Kabbalists believe that all of creation and existence is a part of God - the part that we humans can see, but that there is much more invisible and imperceptible to us. Similarly, Hasidic Jews believe that God contains creation, but not vise- versa. They are not synonymous. In this, it seems to be panentheistic.
Islam
The history of Islam has its mystics, but in modern Islam, Sufi encompasses most of Islamic mysticism. Sufism, a centuries old tradition within Islam, sprang up largely in reaction to the worldliness that infected Islam when its leaders became the powerful and wealthy rulers of multitudes of people and were infected by the influences of foreign cultures. Sufism is a mystical, ascetic approach to Islam that attempts to provide direct personal experience of God by making use of "intuitive and emotional faculties" that one must be trained to use. Sufis believe that it is possible to draw closer to God and to more fully embrace the Divine Presence in this life, and not have to wait for the afterlife for this to happen.

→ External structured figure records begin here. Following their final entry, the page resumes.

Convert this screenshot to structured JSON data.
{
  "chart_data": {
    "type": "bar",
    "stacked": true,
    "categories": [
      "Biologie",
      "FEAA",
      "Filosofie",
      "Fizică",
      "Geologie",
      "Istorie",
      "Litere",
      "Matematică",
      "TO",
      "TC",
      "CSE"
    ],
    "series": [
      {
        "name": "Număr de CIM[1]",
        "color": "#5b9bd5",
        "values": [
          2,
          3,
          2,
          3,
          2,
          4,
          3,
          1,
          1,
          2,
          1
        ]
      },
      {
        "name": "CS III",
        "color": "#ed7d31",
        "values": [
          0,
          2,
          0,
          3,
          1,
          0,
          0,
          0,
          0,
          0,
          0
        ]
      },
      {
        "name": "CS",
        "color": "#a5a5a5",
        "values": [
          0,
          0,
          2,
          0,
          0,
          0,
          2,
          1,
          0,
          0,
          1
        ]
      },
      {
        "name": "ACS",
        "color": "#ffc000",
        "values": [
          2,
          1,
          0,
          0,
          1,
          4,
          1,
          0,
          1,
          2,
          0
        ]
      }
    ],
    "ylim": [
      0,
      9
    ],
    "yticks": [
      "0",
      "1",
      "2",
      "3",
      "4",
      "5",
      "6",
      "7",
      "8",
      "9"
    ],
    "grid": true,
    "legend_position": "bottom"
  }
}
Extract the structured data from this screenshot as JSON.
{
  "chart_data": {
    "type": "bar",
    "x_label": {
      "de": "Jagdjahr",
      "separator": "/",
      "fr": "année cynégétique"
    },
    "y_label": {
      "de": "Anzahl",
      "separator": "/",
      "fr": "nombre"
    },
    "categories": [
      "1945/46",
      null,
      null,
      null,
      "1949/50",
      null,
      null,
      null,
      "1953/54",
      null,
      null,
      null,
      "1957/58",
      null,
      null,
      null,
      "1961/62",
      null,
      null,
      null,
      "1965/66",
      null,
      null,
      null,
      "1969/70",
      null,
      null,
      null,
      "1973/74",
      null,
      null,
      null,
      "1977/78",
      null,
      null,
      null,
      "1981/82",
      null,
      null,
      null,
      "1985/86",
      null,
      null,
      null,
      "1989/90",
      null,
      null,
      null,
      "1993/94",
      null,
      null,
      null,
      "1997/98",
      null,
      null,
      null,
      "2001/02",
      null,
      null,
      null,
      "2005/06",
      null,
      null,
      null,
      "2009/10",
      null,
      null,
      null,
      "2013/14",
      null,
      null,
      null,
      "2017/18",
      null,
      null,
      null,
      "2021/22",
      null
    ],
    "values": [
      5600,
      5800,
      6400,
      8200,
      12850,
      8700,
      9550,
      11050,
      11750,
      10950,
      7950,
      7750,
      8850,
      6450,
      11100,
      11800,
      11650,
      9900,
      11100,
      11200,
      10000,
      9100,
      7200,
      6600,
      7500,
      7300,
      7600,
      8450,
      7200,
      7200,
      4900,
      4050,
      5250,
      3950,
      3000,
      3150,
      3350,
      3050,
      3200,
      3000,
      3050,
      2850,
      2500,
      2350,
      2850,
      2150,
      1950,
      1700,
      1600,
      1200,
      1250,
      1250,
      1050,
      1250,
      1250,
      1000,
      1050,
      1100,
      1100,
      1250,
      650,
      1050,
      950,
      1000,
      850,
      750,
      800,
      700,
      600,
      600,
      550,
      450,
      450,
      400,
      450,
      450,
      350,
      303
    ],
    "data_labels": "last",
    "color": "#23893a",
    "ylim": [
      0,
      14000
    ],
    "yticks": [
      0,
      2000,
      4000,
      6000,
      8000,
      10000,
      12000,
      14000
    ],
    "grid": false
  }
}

Sufi practitioners engage in several important rituals involving meditation, chanting, and rhythmic dancing movements. During meditation, disciples repeats the attributes of God until they become saturated with god. This ritual supposedly shatters and transforms them. As they spin and whirl around for hours, they reach a state of ecstasy, purity, and probably dizziness where the heart is only conscious of god. The seeker surrenders his or herself to total abandonment -- a total emptying of self.
Christianity
Whereas traditional Christian doctrine maintains that God dwells in all Christians and that they can experience God directly through belief in Jesus, Christian mysticism aspires to apprehend spiritual truths by emulation of Christ. It is traditionally practiced through the disciplines of prayer, meditation, fasting, asceticism, and service to others.
A book written in the middle ages, The Cloud of the Unknowing, advises that one should seek God, not through knowledge and intellect, but through contemplation, motivated by love, and stripped of all thought - in other words, prolonged meditation.
Modern Christian mystics seek direct, non-intellectual communion with God. They may honor the scriptures, the traditional teachings, and the community of worship, but primarily seek to know God directly through their own mystical experience, much as Paul did on the road to Damascus.